Mudando o passado
por Eneas Guerriero
Tradições orientais e seus sábios iluminados já se davam conta há milênios do aspecto ilusório da vida e seu passado. Por sua vez, nós, que fazemos parte da sociedade resultante de séculos de cultura ocidental, com sua racionalidade e avanço tecnológico, damos total importância a fatos passados, e por sua vez frequentemente nos remoemos com algumas de suas memórias traumáticas.
Costumo sempre deixar claro, quando escrevo a respeito, que não desconsidero o peso que certos incidentes possam ter influenciado nossas vidas, e muito menos que preocupar-se com traumas seja irrelevante. No entanto, sempre enfatizo que a nossa identificação com o problema, ou melhor, nossa interpretação do problema, é a maior culpada de nosso sofrimento. Muito mais do que o evento em si.
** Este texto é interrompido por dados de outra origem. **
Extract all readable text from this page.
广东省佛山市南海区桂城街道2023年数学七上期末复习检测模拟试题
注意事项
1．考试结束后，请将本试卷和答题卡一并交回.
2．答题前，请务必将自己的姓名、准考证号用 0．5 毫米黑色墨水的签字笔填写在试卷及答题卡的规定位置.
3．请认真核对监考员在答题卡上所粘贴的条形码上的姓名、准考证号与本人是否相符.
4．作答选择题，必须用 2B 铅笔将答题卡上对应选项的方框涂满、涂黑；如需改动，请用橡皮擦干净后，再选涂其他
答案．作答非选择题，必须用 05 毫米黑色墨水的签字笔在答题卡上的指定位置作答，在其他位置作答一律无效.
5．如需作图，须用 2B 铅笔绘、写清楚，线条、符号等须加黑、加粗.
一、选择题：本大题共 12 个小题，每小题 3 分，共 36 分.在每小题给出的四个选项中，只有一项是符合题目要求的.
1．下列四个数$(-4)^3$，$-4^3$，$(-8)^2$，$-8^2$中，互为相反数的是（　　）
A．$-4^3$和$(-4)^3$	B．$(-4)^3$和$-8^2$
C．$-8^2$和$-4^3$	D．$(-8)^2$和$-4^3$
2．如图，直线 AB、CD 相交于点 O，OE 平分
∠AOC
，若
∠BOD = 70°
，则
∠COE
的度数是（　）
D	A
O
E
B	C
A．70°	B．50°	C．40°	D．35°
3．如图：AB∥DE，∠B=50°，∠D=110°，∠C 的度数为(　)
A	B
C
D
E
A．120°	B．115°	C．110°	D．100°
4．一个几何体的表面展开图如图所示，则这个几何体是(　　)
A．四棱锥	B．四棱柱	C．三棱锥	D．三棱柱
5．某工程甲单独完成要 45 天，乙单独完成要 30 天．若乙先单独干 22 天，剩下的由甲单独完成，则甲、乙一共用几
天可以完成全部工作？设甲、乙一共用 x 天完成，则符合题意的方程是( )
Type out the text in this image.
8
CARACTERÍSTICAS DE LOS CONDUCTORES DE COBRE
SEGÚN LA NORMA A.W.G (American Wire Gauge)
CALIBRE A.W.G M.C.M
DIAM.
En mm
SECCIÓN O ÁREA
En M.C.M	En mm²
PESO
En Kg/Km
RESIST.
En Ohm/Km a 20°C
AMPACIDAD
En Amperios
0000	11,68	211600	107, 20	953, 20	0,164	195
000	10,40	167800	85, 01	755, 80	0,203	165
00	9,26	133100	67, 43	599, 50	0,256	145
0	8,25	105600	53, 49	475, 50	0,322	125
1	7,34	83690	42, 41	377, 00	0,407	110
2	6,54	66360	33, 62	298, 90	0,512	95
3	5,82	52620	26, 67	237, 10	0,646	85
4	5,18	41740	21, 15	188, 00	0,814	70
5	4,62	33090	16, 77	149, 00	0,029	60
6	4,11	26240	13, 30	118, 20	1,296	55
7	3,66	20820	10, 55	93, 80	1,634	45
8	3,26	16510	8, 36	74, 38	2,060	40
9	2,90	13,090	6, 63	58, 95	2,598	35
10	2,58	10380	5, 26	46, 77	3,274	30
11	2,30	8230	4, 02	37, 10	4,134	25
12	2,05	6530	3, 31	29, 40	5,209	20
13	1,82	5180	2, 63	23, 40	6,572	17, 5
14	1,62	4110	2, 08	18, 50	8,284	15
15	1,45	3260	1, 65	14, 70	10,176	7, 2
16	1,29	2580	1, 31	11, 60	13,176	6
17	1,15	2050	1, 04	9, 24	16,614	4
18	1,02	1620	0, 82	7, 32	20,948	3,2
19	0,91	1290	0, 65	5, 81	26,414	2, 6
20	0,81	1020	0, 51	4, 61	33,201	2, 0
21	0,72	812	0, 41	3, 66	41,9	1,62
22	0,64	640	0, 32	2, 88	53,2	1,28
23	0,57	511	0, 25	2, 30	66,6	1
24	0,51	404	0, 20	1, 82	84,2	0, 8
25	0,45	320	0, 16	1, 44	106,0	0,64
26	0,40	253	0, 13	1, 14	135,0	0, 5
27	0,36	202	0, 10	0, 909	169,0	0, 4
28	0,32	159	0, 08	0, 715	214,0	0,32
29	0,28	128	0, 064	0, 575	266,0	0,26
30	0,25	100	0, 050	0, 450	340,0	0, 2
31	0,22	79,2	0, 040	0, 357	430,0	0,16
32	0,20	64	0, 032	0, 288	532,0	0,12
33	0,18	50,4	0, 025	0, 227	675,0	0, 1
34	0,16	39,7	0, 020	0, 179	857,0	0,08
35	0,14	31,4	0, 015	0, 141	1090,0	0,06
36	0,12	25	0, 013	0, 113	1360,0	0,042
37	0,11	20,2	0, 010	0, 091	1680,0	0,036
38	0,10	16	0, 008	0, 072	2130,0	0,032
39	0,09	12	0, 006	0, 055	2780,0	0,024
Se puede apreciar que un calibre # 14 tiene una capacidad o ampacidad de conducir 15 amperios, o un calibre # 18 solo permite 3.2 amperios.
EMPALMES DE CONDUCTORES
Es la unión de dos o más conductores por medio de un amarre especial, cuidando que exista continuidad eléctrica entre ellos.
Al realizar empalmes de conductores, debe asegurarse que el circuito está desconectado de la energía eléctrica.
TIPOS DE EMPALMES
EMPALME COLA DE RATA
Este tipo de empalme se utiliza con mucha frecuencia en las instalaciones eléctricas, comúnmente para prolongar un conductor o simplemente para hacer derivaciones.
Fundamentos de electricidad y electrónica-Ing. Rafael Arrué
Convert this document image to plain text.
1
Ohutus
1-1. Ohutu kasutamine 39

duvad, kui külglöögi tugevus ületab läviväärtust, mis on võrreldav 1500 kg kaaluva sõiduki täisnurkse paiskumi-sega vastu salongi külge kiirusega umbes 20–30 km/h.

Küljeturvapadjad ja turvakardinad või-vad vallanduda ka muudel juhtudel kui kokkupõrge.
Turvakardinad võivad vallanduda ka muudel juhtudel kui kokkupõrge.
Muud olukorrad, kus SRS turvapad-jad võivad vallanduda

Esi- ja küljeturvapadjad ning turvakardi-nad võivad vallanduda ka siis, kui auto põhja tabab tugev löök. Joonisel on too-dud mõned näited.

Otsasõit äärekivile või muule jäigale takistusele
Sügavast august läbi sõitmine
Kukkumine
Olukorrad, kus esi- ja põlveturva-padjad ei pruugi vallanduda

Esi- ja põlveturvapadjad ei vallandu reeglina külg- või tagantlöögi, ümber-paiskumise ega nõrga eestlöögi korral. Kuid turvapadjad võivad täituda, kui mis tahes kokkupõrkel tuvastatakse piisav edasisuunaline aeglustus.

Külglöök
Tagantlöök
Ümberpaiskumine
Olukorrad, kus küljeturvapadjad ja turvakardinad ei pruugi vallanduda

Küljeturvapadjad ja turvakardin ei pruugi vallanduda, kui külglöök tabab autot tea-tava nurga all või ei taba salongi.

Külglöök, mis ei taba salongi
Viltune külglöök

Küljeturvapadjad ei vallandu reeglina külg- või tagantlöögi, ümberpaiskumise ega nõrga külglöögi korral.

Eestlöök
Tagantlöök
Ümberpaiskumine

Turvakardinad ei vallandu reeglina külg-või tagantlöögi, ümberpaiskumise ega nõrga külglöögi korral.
É duro aceitar esse ponto, pois dificilmente aceitamos estar errados. Nós gostamos de ter a razão e achar que nossa ideia é a certa. Porém, será que não podemos parar para pensar que a nossa ideia do passado ou de um trauma passado também não poderá estar sujeita a uma interpretação errada? Os orientais e suas filosofias já tinham razão em dizer que nossas percepções do mundo são tudo Maya, ou ilusão. Feliz o iluminado que pode perceber esse fato e agir livremente, tendo a memória passada como parte daquilo que não é, ou seja, como parte da ilusão.
Memórias passadas, filtradas pelo nosso condicionamento social, cultural, religioso e intelectual, criam o que chamamos de traumas. Frequentemente certos atos da infância podem ter criado reações negativas, e a consequência é nos fechar ao mundo, por proteção e defesa. E esse ato de se fechar faz com que escondamos o problema, que permanece dentro de nós até hoje. Aqueles atos passados continuam presentes em nosso inconsciente e todo momento que surgir uma oportunidade para se lembrar do passado, vamos nos comportar da mesma maneira. Ou seja, pra nos preservar, iremos nos fechar ao mundo. E assim continuamos traumatizados e bloqueados.
E se pudéssemos dar a mensagem ao inconsciente de que o fato ocorrido é coisa do passado e que agora podemos nos sentir seguros e levar nossa vida adiante? E se pudéssemos dar a mensagem de que a nossa lembrança do passado pode estar distorcida? Lógico que pode-se pensar que se está exigindo demais. Afinal, tal atitude é para os iluminados.
Mas a ideia é essa mesma: agir com iluminação! Se ficamos presos a lembranças do passado, que são distorcidas pela nossa memória, por que então não fazer algo para mudar essa lembrança?
Muitas vezes o que ocorre é que criamos ao longo dos anos uma memória conveniente ao nosso estado sofredor. Talvez queiramos ser vítimas e nos sentir assim. É a maneira de nos proteger de novos ataques. E assim ficaremos, sofrendo por anos por ter sido vítimas de um passado traumático. E a memória se fortalece com isso para provar que não estamos mentindo.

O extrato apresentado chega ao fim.